MicroRNAs are small RNAs that bind and repress target mRNAs. The first microRNA was discovered by Victor Ambros and colleagues in Harvard’s Department of Cellular and Developmental Biology, the precursor to MCB. Today, microRNAs are thought to account for 1% to 3% of human genes. Computational analyses have suggested that more than 25% of all human genes are regulated by microRNAs and that individual microRNAs might each repress hundreds of specific target mRNAs. It has been unclear, however, whether microRNAs indeed have numerous targets in vivo and how they regulate these targets. Research by Antonio Giraldez, Alex Schier, and their collaborators now indicates that the microRNA miR-430 represses hundreds of mRNAs during early zebrafish embryogenesis by removing their poly(A) tail.

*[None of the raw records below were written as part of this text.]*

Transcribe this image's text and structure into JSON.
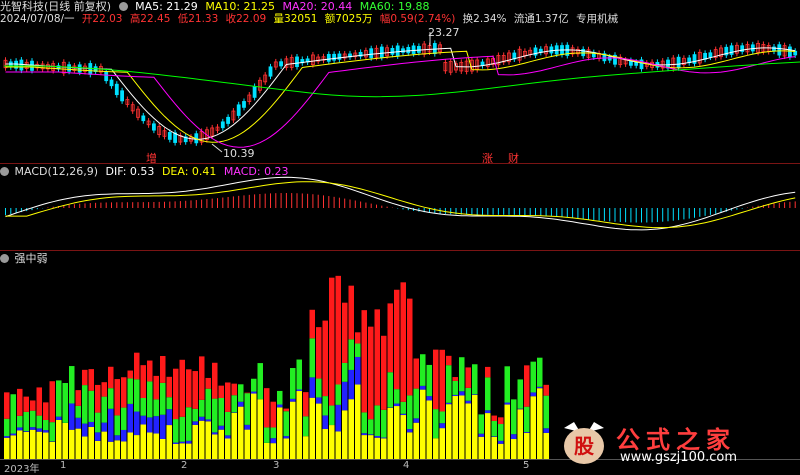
{
  "header": {
    "stock_name": "光智科技(日线 前复权)",
    "ma5": "MA5: 21.29",
    "ma10": "MA10: 21.25",
    "ma20": "MA20: 20.44",
    "ma60": "MA60: 19.88"
  },
  "info_line": {
    "date": "2024/07/08/一",
    "open": "开22.03",
    "high": "高22.45",
    "low": "低21.33",
    "close": "收22.09",
    "volume": "量32051",
    "amount": "额7025万",
    "change": "幅0.59(2.74%)",
    "turnover": "换2.34%",
    "float_cap": "流通1.37亿",
    "industry": "专用机械"
  },
  "price_annotations": {
    "high_label": "23.27",
    "low_label": "10.39",
    "signal_left": "增",
    "signal_right_1": "涨",
    "signal_right_2": "财"
  },
  "macd": {
    "title": "MACD(12,26,9)",
    "dif": "DIF: 0.53",
    "dea": "DEA: 0.41",
    "macd": "MACD: 0.23"
  },
  "indicator": {
    "title": "强中弱"
  },
  "xaxis": {
    "year_label": "2023年",
    "ticks": [
      "1",
      "2",
      "3",
      "4",
      "5"
    ]
  },
  "watermark": {
    "logo_char": "股",
    "brand": "公式之家",
    "url": "www.gszj100.com"
  },
  "colors": {
    "up": "#ff3232",
    "down": "#00e0ff",
    "ma5": "#ffffff",
    "ma10": "#ffff00",
    "ma20": "#ff00ff",
    "ma60": "#00ff00",
    "bar_red": "#ff1a1a",
    "bar_green": "#22ee22",
    "bar_yellow": "#ffff00",
    "bar_blue": "#2222ff"
  }
}
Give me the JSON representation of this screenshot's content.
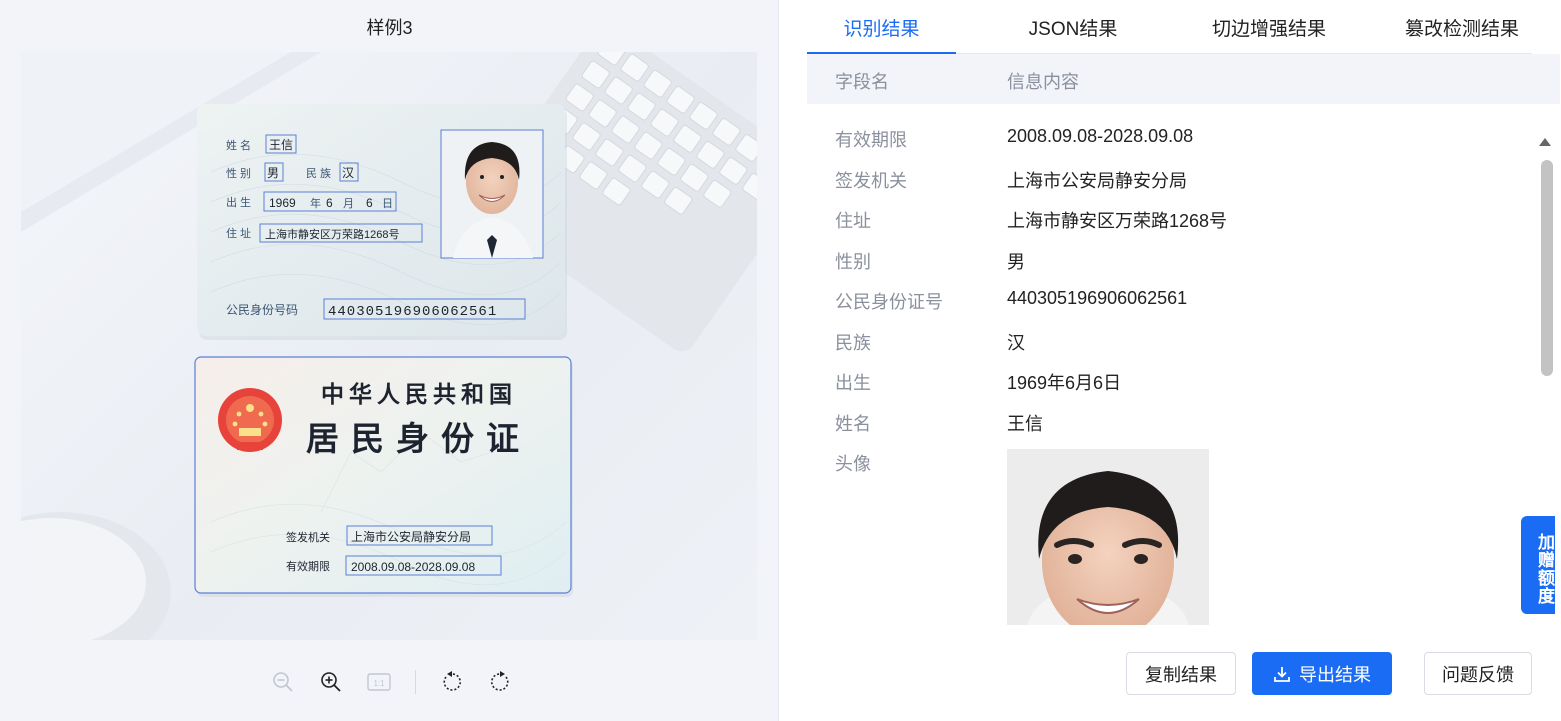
{
  "sample": {
    "title": "样例3",
    "front_card": {
      "name_label": "姓 名",
      "name": "王信",
      "gender_label": "性 别",
      "gender": "男",
      "ethnicity_label": "民 族",
      "ethnicity": "汉",
      "birth_label": "出 生",
      "birth_year": "1969",
      "year_unit": "年",
      "birth_month": "6",
      "month_unit": "月",
      "birth_day": "6",
      "day_unit": "日",
      "address_label": "住 址",
      "address": "上海市静安区万荣路1268号",
      "id_label": "公民身份号码",
      "id_number": "440305196906062561"
    },
    "back_card": {
      "country": "中华人民共和国",
      "card_title": "居民身份证",
      "authority_label": "签发机关",
      "authority": "上海市公安局静安分局",
      "validity_label": "有效期限",
      "validity": "2008.09.08-2028.09.08"
    },
    "toolbar_icons": [
      "zoom-out-icon",
      "zoom-in-icon",
      "actual-size-icon",
      "rotate-left-icon",
      "rotate-right-icon"
    ],
    "actual_size_label": "1:1"
  },
  "tabs": [
    {
      "label": "识别结果",
      "active": true
    },
    {
      "label": "JSON结果",
      "active": false
    },
    {
      "label": "切边增强结果",
      "active": false
    },
    {
      "label": "篡改检测结果",
      "active": false
    }
  ],
  "table": {
    "header_field": "字段名",
    "header_value": "信息内容",
    "rows": [
      {
        "key": "有效期限",
        "value": "2008.09.08-2028.09.08"
      },
      {
        "key": "签发机关",
        "value": "上海市公安局静安分局"
      },
      {
        "key": "住址",
        "value": "上海市静安区万荣路1268号"
      },
      {
        "key": "性别",
        "value": "男"
      },
      {
        "key": "公民身份证号",
        "value": "440305196906062561"
      },
      {
        "key": "民族",
        "value": "汉"
      },
      {
        "key": "出生",
        "value": "1969年6月6日"
      },
      {
        "key": "姓名",
        "value": "王信"
      },
      {
        "key": "头像",
        "value": ""
      }
    ]
  },
  "side_tag": "加赠额度",
  "buttons": {
    "copy": "复制结果",
    "export": "导出结果",
    "feedback": "问题反馈"
  },
  "colors": {
    "accent": "#1a6cf5",
    "panel_bg": "#f2f4f9",
    "muted_text": "#8a909c"
  }
}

Giraldez et al. had previously identified miR-430 as a microRNA that is required for the normal morphogenesis of the zebrafish embryo. Without miR-430, embryos undergo abnormal gastrulation and brain development. To identify the target mRNAs for miR-430, the authors assumed that miR-430 induces the decay of its targets. Using microarrays, they isolated mRNAs that accumulate in the absence of miR-430. After computational analysis and in vivo target validation, the researchers found that miR-430 directly regulates several hundred mRNAs. Strikingly, the majority of these mRNAs are maternally expressed, that is, they are made by the mother and deposited into the egg. Such maternal mRNAs help to drive early embryogenesis, because the embryo itself is transcriptionally silent during this stage and zygotic transcription initiates only later. The researchers found that miR-430 is one of the first genes to be transcribed in the embryo and is required to accelerate the decay of many maternal mRNAs. Thus, miR-430 helps to rid the embryo of maternal mRNAs and promotes the transition from the maternal to the zygotic mode of development.
Giraldez et al. also studied the mechanism by which miR-430 regulates target mRNAs. They found that miR-430 blocked the translation and induced the decay of its targets. Strikingly, miR-430 also induced the deadenylation of mRNAs. Previous studies had shown that mRNAs need to be polyadenylated to be stabilized and efficiently translated. It is thus possible that the first step in miR-430 function is to deadenylate its target mRNAs, which results in translational repression and mRNA decay. This mechanism might resolve a long-standing conundrum in the microRNA field—some studies proposed that microRNAs block translation, whereas others suggested that microRNAs induce mRNA decay. MicroRNA-induced deadenylation could provide a common basis for these seemingly conflicting observations. Further studies are needed to determine if deadenylation is the primary mechanism for microRNA function.
Taken together, the research by Giraldez et al. suggests that miR-430 and other microRNAs facilitate the transition between developmental states by inducing the decay and deadenylation of hundreds of target mRNAs.